One of last year's headlines from the Telegram read, 'UMHB working on hurt psyche.'
But it baffled the mock news commentator discussing the story.
'I didn't think Baptists had those,' she said, referring to psyches.
That led to Craig Pitrucha's performance of 'I'm in the Nude to Love.' A news blurb about a man who 'accidentally' got caught driving while not clothed.
'My pants are in the backseat. Oh, baby, come hither. Don't let the moment fade. But wait - I'm afraid. There's a car. My hands are in cuffs. I may be going to prison. It was such a bad decision. To be in the nude to love.'
The performer, by the way, is choir director at a local church.
The Telegram's 2006 story about a Killeen Subway robbed by a man with a machete also took center stage.
'That man must have wanted the whole foot, not just half a sandwich?'
Temple saw coyotes last year, the newscaster continued.
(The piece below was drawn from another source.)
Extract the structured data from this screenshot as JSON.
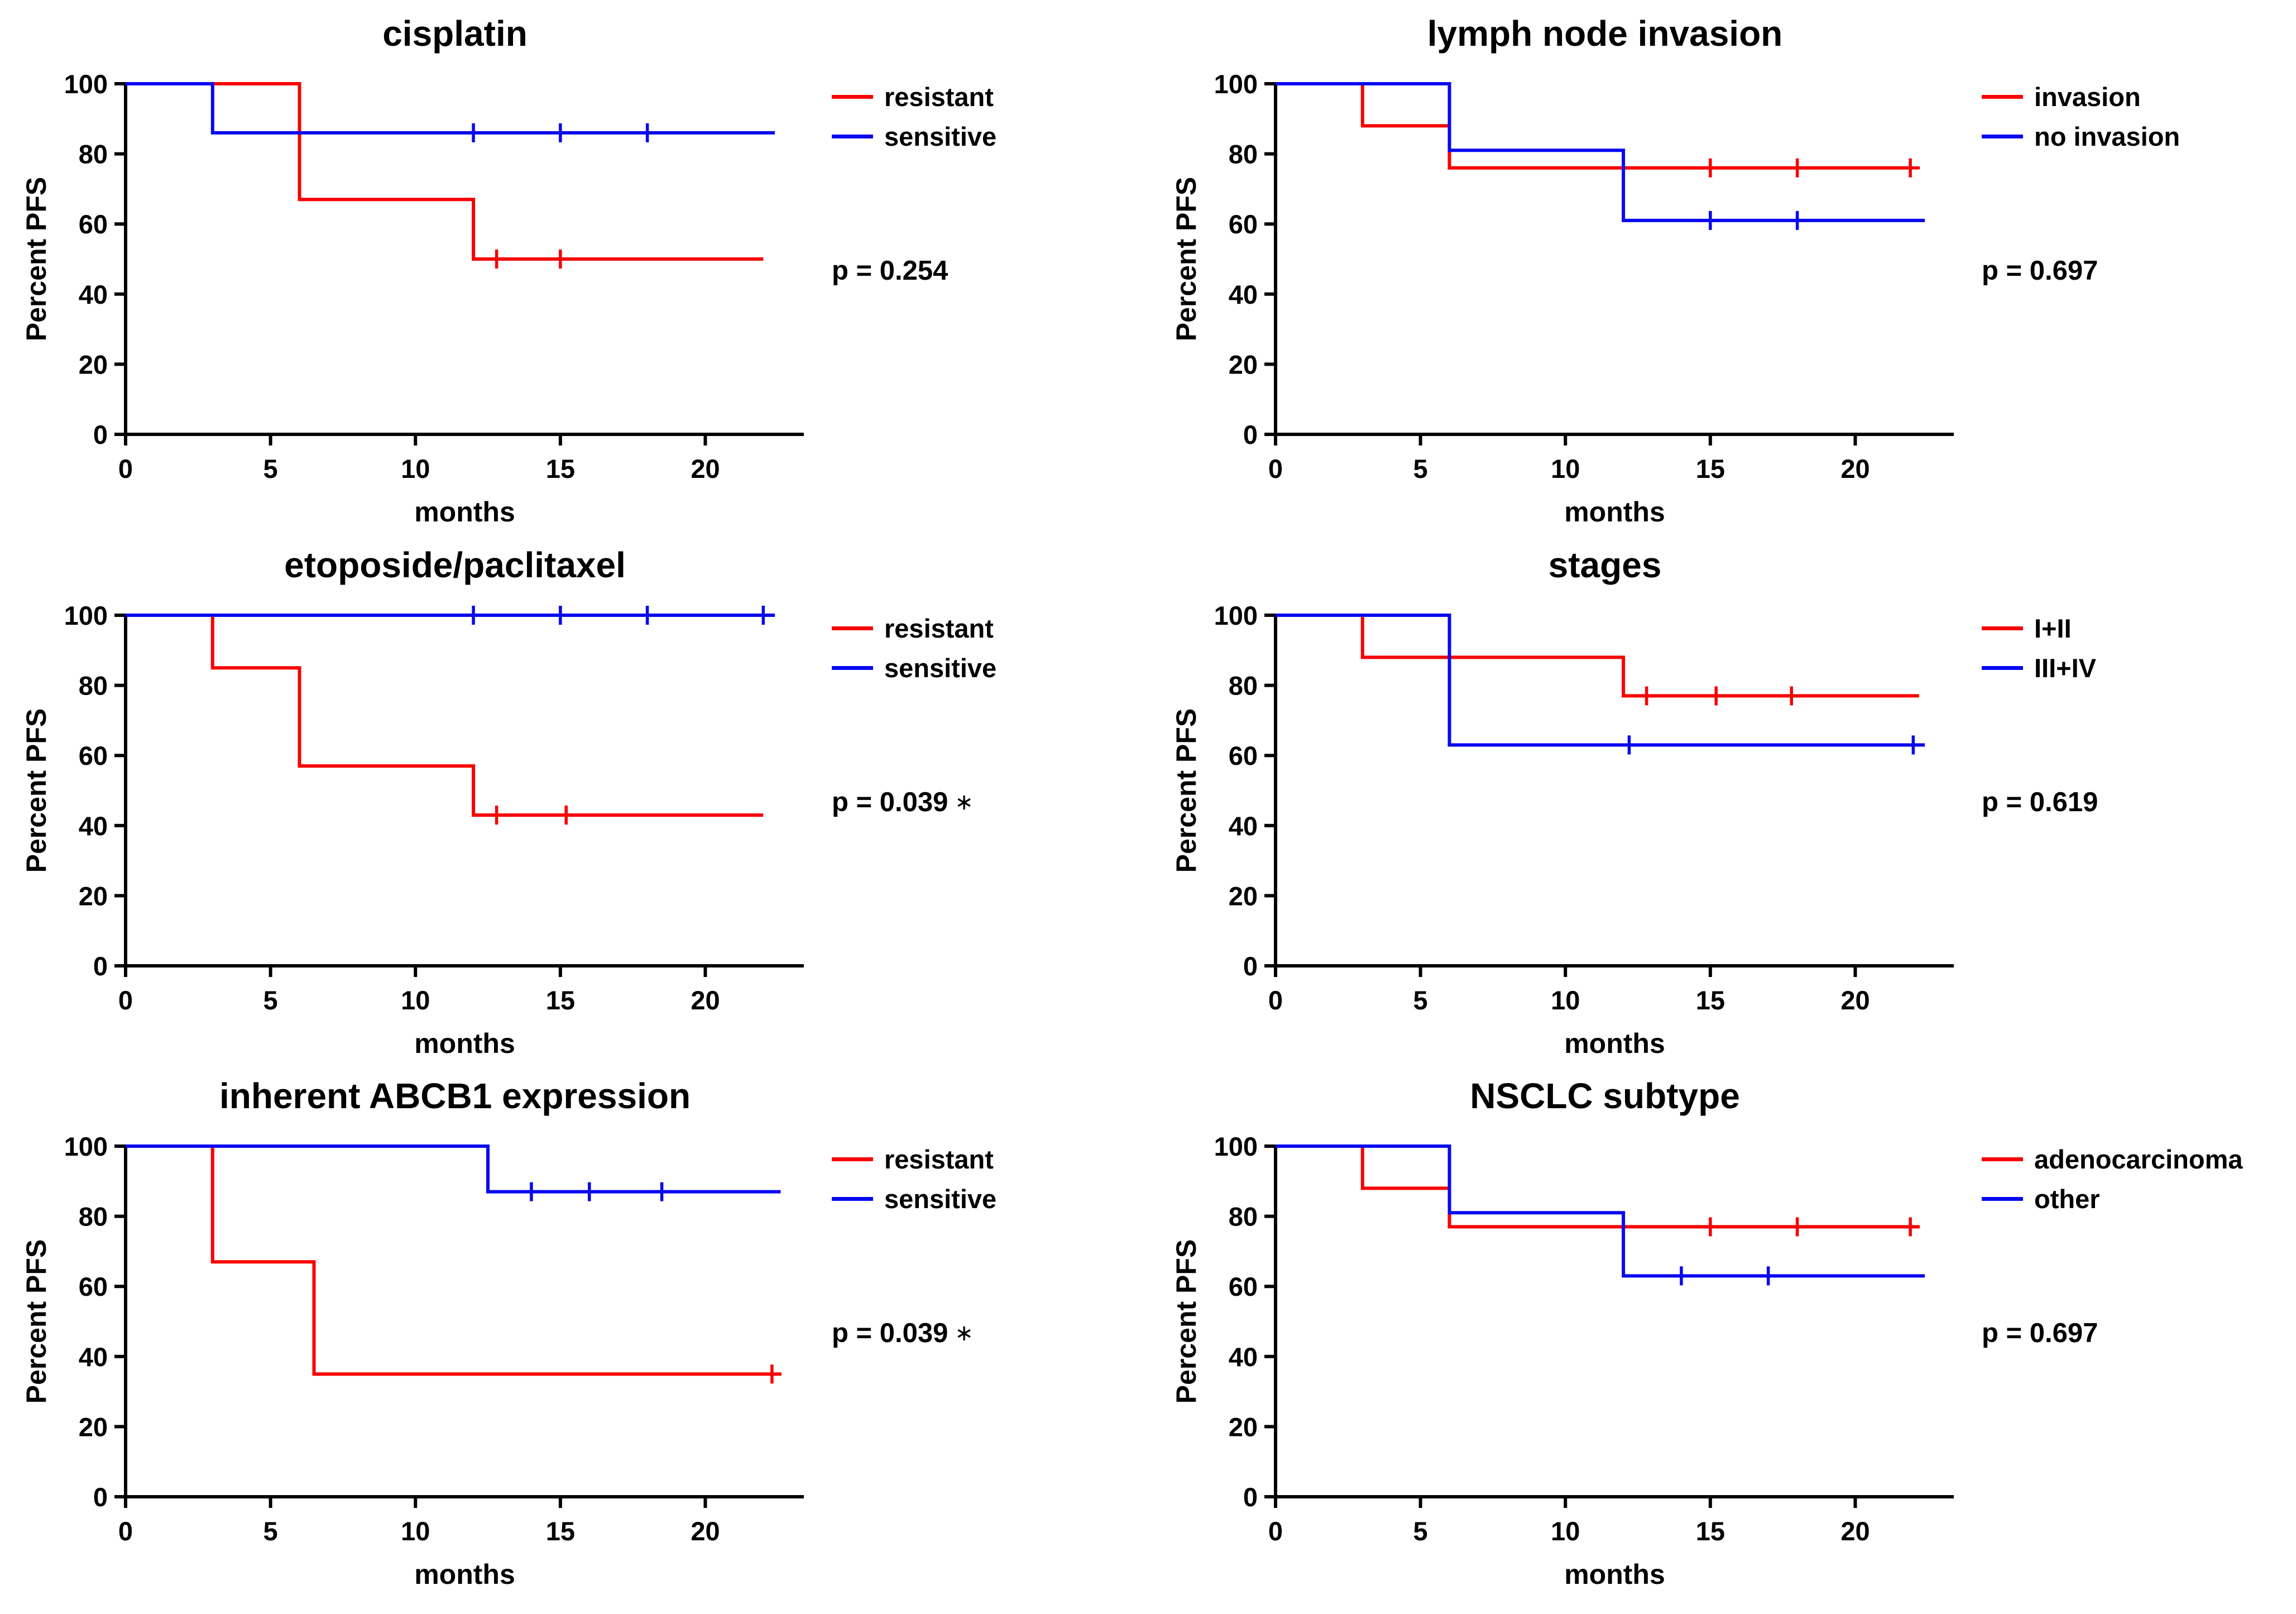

The Telegram reported that pet owners were especially afraid of the invading predators.
A song performed by a quartet of low-toned gentlemen mocked the public's fear of the sharp-toothed creatures. Through song, they told the story from the coyotes' perspective:
'You took my land, lots of land. So I poach all the pets in the neighborhood. I love to listen to the murmur of your sweet puppy dogs. I can't resist your pets, so I jump your fence. No, you won't fence the coyote out.'
And where there's coyotes, there's transvestites.
Well, not really. But yeah, maybe.
According to a white man with a Mexican accent wearing a 'Go Aggie' shirt, the TransTexas Corridor sounds like the 'transvestite corridor.'
'And I don't want that transvestite corridor. I've got lots of sheep,' the Mexican farmer said. 'You know about transvestites and sheeps.'
All of the people who represented the East Bell County citizens who are against the corridor were dressed and acted like the Beverly Hillbillies. They lamented that 'darn road will take away our kolaches and corn.'
One of the night's last operettas put Beto Gonzales, superintendent of the Temple school district, in the spotlight. A 2006 Telegram story reported that though Gonzales has no experience in leading a school district, he is ready for the job.
'Better be Beto. He came out of nowhere, but he has lots of charm. He's got no credentials. (Heck), what's the harm?'
The Telegram itself was subject of some jesting.
Something caused confusion halfway through the comedy program. It could have been the Mexican-accented man's reference to eminent domain as enema domain or the commissioners court decision to build the jail when his voters said 'no.'
Somebody from the back of the stage said: 'Wait. That sounds like it was written in the Temple Daily Telegram. Maybe it happened out in the Backroads.'
Guy Fowler won the U2 award.
'He won it because of his hair,' joke writer Anne Chamlee said. 'It's atrocious. His barber died last year.'
Then in a repeat performance, a full-scale choir sang an ode to marijuana to the tune of the 'Hallelujah Chorus.'
And everyone who came to see this high-spirited charade of media monstrosities raised $5,500 for Child Help Inc., a nonprofit agency that supports United Way day cares.